On the surface at least, Mothers and Others by socio-biologist Sarah Blaffer Hrdy appears to refrain from explaining away human love in this way. Hrdy's philosophy is more subtle than her predecessor's, perhaps because she relies more on cultural anthropology, developmental psychology, and primatology than overtly reductive genetic theory. Remaining closer to the concrete phenomenon of human life makes her sociobiology appear more credible. Hrdy's core thesis, moreover, appears to complement the salutary trend in contemporary philosophy and theology of highlighting the interdependent nature of human beings. She argues that a group-wide mode of child-rearing known as "cooperative breeding" lead to the evolution of intersubjectivity and empathy in our hominid ancestors, which in turn opened the way for the evolution of our modern intelligence. In this evolutionary model, social interdependence (in general) and shared care of vulnerable young (in particular) were the necessary conditions for our ape ancestors to develop into Homo sapiens.
Generally speaking, the claim that shared care and empathy are required for the evolution of humans is unproblematic. Humans today participate in shared care and are empathic by nature. It is not so unreasonable, then, to surmise that something similar to, but distinct from, human child care and empathy evolved into these distinctly human forms. And if, as Hrdy suggests, hominids were nurturing and empathic prior to developing the technical intelligence to use tools, this fact would only make it more apparent that humans are not isolated rational agents, but interdependent social animals. As a sociobiologist, however, Hrdy does not limit herself to such general claims. She attempts to explain how Darwinian natural selection caused and now sustains these human characteristics. In a word, the theory of natural selection claims that things are the way they are because some random variations were more useful for surviving than others (that's all there is to it). The problem with deeming natural selection the cause of human life is that it makes humanity a mere mode of utility. Ultimately, Hrdy's Darwinism undermines her more reasonable insights about the importance of shared childcare and empathy.
Although in her opening chapter she explicitly distinguishes her new evolutionary model from traditional views of man as a self-interested rational agent within a competitive world, her core argument focuses on the adaptive utility of shared childcare and thus makes other-centeredness a function of species survival. Sensitive babies and nurturing mothers must have been "favored" by natural selection, because better bonding equals better care and a higher survival rate. But maternal care alone could not have been adequate for the survival of notoriously dependent and slow-developing hominid babies in the fierce setting of the Pleistocene era (beginning 1.8 million years ago). Thus additional alloparental (non-parental) childcare lead to a higher survival rate for young children among our ape-like ancestors, and natural selection in turn favored adults more sensitive to the needs of children. According to Hrdy, human empathy, care, and compassion are excellent survival mechanisms for hominids, and perhaps they are. But claiming that they exist because of their utility makes them meaningless. After all, human love is willing the existence of another, not for his or her usefulness, but for his or her "useless" beauty and goodness.
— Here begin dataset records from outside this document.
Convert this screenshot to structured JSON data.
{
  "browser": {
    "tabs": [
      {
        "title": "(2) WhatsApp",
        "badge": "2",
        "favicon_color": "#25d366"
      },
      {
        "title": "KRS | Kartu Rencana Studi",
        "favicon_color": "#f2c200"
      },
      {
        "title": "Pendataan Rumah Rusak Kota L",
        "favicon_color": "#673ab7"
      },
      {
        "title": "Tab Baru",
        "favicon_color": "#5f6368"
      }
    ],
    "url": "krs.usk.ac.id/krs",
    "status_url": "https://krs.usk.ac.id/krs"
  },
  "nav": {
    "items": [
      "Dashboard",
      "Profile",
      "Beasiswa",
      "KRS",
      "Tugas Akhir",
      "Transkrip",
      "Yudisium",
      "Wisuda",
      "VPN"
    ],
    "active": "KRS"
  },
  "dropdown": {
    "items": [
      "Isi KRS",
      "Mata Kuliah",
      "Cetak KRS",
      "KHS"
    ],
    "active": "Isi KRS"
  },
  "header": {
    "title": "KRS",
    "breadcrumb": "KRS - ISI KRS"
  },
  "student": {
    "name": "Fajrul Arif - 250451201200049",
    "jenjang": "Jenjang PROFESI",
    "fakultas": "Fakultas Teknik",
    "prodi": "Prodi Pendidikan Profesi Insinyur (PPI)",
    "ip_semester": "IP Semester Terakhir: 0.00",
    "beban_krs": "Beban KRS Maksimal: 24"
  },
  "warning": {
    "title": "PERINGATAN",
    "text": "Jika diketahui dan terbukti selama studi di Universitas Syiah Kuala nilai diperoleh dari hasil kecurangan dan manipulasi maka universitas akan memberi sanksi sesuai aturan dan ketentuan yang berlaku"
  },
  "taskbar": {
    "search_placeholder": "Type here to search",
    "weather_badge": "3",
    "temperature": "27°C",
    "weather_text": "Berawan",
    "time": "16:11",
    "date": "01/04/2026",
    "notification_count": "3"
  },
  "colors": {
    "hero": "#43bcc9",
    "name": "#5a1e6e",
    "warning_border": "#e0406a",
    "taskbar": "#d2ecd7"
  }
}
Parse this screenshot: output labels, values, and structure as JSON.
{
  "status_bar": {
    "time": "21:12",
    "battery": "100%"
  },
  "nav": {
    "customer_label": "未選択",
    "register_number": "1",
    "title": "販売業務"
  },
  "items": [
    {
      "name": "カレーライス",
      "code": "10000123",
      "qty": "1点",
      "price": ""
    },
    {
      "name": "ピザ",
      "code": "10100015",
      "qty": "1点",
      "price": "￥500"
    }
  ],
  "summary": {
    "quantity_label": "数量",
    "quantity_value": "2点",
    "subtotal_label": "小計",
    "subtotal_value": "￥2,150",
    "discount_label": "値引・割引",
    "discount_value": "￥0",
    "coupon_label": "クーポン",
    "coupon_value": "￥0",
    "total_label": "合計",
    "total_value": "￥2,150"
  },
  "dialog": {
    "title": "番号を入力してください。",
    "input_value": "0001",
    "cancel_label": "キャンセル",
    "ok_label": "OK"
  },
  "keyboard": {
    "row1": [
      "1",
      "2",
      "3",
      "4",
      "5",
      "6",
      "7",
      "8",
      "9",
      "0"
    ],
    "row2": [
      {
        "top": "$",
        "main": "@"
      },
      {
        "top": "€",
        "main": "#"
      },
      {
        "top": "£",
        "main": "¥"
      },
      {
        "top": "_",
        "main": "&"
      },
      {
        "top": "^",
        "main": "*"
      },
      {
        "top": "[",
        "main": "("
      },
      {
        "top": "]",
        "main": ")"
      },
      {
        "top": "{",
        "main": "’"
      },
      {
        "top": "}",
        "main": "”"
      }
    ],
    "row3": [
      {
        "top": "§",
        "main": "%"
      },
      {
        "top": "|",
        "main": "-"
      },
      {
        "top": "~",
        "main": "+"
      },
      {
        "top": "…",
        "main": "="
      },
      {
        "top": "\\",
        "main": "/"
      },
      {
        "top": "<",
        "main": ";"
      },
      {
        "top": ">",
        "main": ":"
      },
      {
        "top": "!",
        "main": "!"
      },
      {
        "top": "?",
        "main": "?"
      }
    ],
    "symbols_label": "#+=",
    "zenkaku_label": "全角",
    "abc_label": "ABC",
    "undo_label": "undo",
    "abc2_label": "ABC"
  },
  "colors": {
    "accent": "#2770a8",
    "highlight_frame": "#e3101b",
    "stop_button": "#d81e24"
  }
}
Hrdy's underlying worldview, then, is not so distant from that of E.O. Wilson in "The Evolution of Ethics." Notwithstanding her sociobiological philosophy and Darwinian presuppositions, Mothers and Others includes an abundance of anecdotes and studies about primitive human cultures, human infants and mothers, and primates that are interesting in their own right. Moreover, Hrdy should be credited for writing to a wide audience: she gives us minimal jargon and much entertainment. Yet the impatient readers among us might appreciate more concision: her thesis is argued piecemeal throughout nine sprawling chapters.
If nothing else, Mothers and Others is important because it shows how Darwinism cannot support human dignity and meaning, despite even the strongest emphasis on human care and compassion.